What would be the best way to attach them to the gasmask? I'd prefer not to completely ruin my gasmask (having them somehow be removable would be awesome) if I don't have to. 

Also, this is far more minor, but I'll probably have a very thin/stringy tail to go with it. I'd like it to also be sort of rubbery in appearance (kind of like a rat's or something). What would be the best material for this?


----------



## Glitch (Jul 9, 2010)

For the base of the ears, you could use foam.  It's super lightweight and not too floppy..
The insides could be vinyl, and the outside could be a minky-type fur.
To attach, a thin band of some sort will work. 

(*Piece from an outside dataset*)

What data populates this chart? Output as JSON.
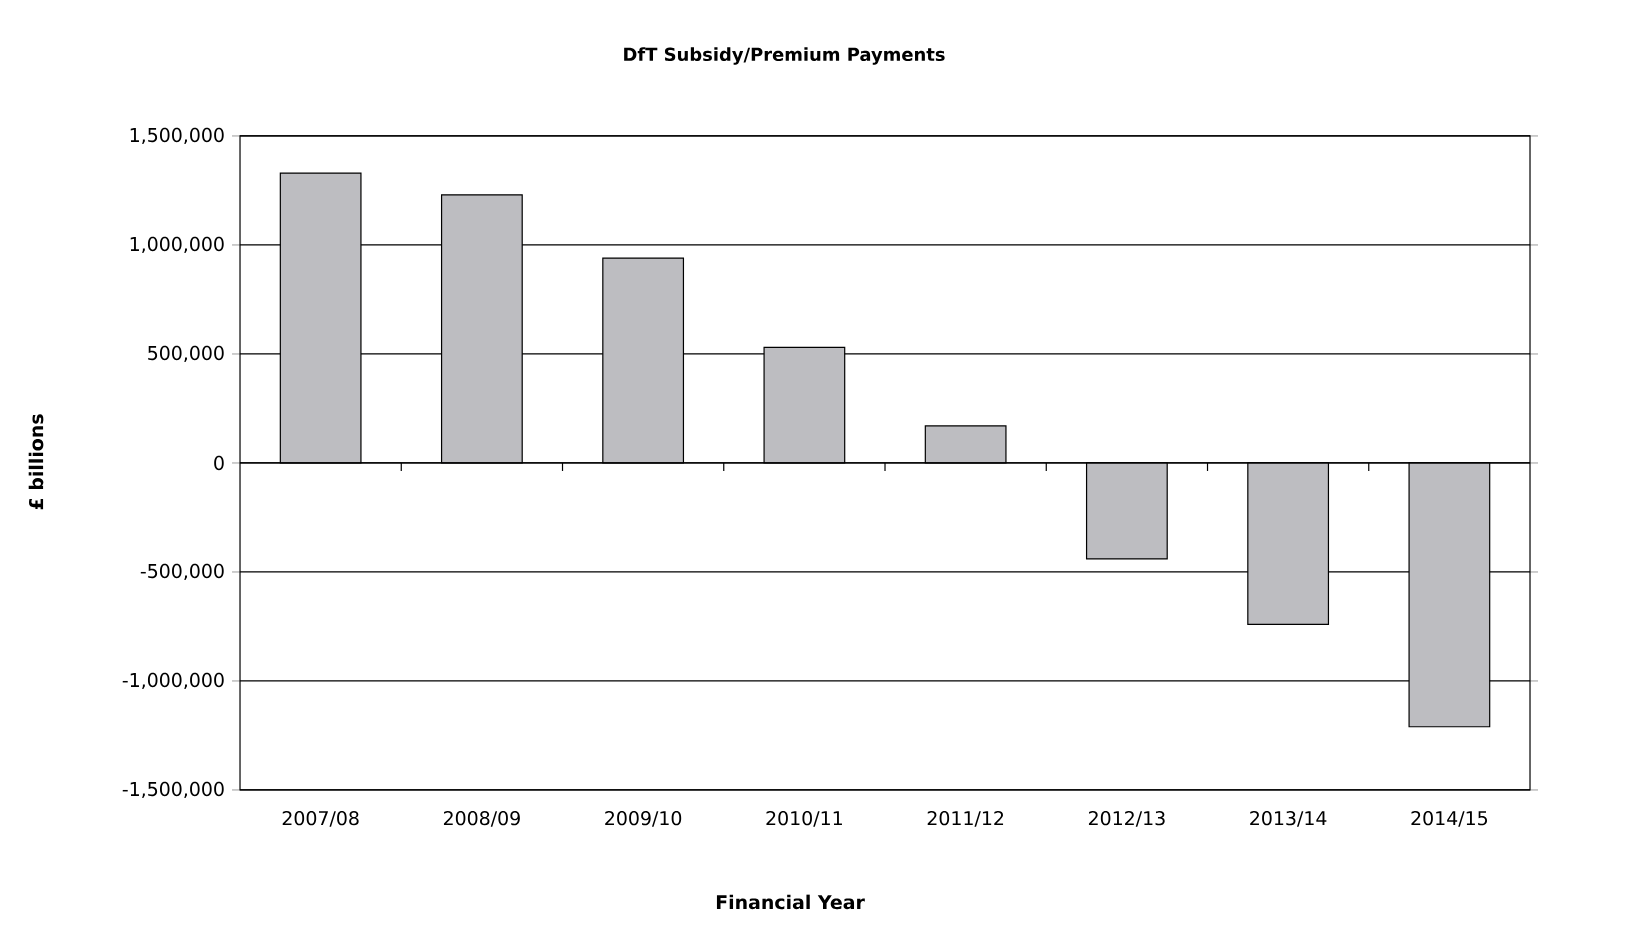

I could make you some, possibly, if you aren't the crafty type.  And they wouldn't damage your gasmask.

Also, welcome to FAF.


----------



## RoseHexwit (Jul 9, 2010)

I'd suggest foam, too. For extra support you could maybe stab the foam with a wire skeleton.


----------



## Lobar (Jul 10, 2010)

I'm not really experienced at this sort of thing, but I say craft foam too.


----------



## Glitch (Jul 10, 2010)

Lobar said:


> I'm not really experienced at this sort of thing, but I say craft foam too.


 
Not craft foam, upholstery foam.


----------



## Trpdwarf (Jul 10, 2010)

I will echo some of the sentiments of the people in this thread. You are going to want to use something like upholstery foam to create the form. Then you are going to want to use something like fun foam for the frontal visible part of the inner ear.

You might think of looking into using something like a soft suede, or a suede look a like for the covering of the ear. It'll give you that smooth effect you are looking for.


----------